It is characterized by comprising an a1 circuit.

Furthermore, another aspect of the present invention includes an ejection port for ejecting the recording liquid, a liquid path communicating with the ejection port, a liquid chamber communicating with the liquid path, and generating thermal energy used for ejecting the recording liquid. A recording head having an energy generator, a temperature detection means for detecting the temperature of the recording head and/or a recording liquid in the recording head, and a storage tank connected at both ends to the recording head and storing the recording liquid in the middle. a pump provided in the communication path; a switching means provided in the communication path capable of substantially interrupting the flow of the recording liquid in the communication path; and a temperature detected by the temperature detection means. The present invention is characterized by comprising a control circuit for switching the switching means based on information.

Furthermore, another aspect of the present invention includes an ejection port for ejecting the recording liquid, a liquid path communicating with the ejection port, a liquid chamber communicating with the liquid path, and generating thermal energy used for ejecting the recording liquid. a recording head having an energy generator, a sub-chamber provided corresponding to a liquid path and/or a liquid chamber, a temperature detection means for detecting the temperature of the recording head and/or the recording liquid in the recording head; A first communication path is connected at both ends to the liquid chamber of the head and has a storage tank for storing recording liquid along the way, and one end is connected to the auxiliary chamber of the recording head and the other end is connected to the first communication path. A plurality of second connecting paths connected to the connecting path, a switching means provided in each of the first connecting path and the second connecting path and capable of substantially interrupting the flow of the recording liquid, and a temperature detecting means. Cut based on temperature information from
It is characterized by having four FF and IJ circuits for switching means.

[Function] According to the present invention, by circulating the recording liquid supplied into the common FI chamber of the recording head between the common liquid chamber and the storage tank, the temperature of the recording head itself or the recording liquid within the recording head is increased. can be resolved.

In addition, by circulating the recording liquid supplied into the subchamber and/or common liquid chamber provided in the printhead between the subchamber and/or common liquid chamber and the storage tank, the printhead itself or the printhead can be heated. It is possible to eliminate the temperature increase of the recording liquid.

Furthermore, according to the present invention, even if the temperature of the recording head rises beyond a desired range, the temperature can be quickly lowered to within the desired temperature range.

In addition, since it is easy to maintain the temperature of the print head within a desired range in a short time, the printing function can be restored in an extremely short time, and printing can be performed by ejecting the printing liquid using thermal energy. The potential of the recording head using this method can be fully utilized, making it possible to realize high-quality and faster recording.

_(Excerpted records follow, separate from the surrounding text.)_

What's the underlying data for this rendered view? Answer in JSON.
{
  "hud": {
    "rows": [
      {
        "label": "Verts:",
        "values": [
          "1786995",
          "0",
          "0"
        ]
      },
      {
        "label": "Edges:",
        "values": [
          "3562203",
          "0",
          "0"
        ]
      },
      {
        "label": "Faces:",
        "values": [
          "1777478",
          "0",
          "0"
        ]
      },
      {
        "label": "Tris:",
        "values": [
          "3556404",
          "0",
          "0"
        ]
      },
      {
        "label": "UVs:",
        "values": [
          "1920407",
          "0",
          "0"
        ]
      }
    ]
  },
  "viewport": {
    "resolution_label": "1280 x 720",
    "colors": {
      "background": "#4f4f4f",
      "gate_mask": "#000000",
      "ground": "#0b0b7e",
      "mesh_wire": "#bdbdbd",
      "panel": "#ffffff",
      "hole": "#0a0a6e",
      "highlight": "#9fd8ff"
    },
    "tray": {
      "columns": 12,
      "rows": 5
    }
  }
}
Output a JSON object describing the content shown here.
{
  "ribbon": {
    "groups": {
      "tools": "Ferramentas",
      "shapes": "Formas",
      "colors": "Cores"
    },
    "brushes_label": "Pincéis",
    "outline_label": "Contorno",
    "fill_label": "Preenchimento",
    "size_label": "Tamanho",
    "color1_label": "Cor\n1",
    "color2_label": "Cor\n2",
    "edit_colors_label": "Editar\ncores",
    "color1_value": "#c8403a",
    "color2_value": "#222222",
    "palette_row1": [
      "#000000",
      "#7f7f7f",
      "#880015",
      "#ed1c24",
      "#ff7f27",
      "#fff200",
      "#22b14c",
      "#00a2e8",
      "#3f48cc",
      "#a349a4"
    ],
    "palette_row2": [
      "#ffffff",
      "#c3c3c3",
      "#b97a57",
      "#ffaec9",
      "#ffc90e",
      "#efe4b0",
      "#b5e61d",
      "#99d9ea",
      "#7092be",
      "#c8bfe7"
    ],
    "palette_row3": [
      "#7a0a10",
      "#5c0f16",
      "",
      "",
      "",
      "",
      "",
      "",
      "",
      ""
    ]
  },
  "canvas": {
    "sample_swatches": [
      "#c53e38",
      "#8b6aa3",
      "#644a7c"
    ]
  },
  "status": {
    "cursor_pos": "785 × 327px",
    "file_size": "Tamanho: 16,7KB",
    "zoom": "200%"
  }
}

[Example 1] Hereinafter, one preferred example of the present invention will be described in detail and specifically based on the drawings.

1A to 1C show an embodiment of the present invention.
In the figure and FIG. 1B, reference numeral 1 indicates a full multi-type recording head. The recording head 1 and a recording material (not shown) are moved relative to each other. Then, recording is performed by discharging the liquid from the discharge ports 2 arranged on the recording material in accordance with a recording signal. 3 is a common liquid chamber; 4 is a liquid path that leads the recording liquid from the common liquid chamber 3 to the ejection port 2;
As shown in the figure, a heating element 5 (for example, an electrothermal converter) is provided in each liquid path 4 arranged at a predetermined interval. 6A is a supply port for supplying the recording liquid to the common liquid chamber 3, and 6B is a return port for returning the recording liquid from the common liquid chamber 3 to the recording liquid storage tank (hereinafter simply referred to as tank) 7 shown in FIG. 1C. . In addition, in this embodiment, a temperature sensor 8 is installed at a position corresponding to a plurality of liquid paths 4 of the recording head 1 on the surface (back side) opposite to the side where the heating element is provided, as shown in FIG. 1B. is the provision.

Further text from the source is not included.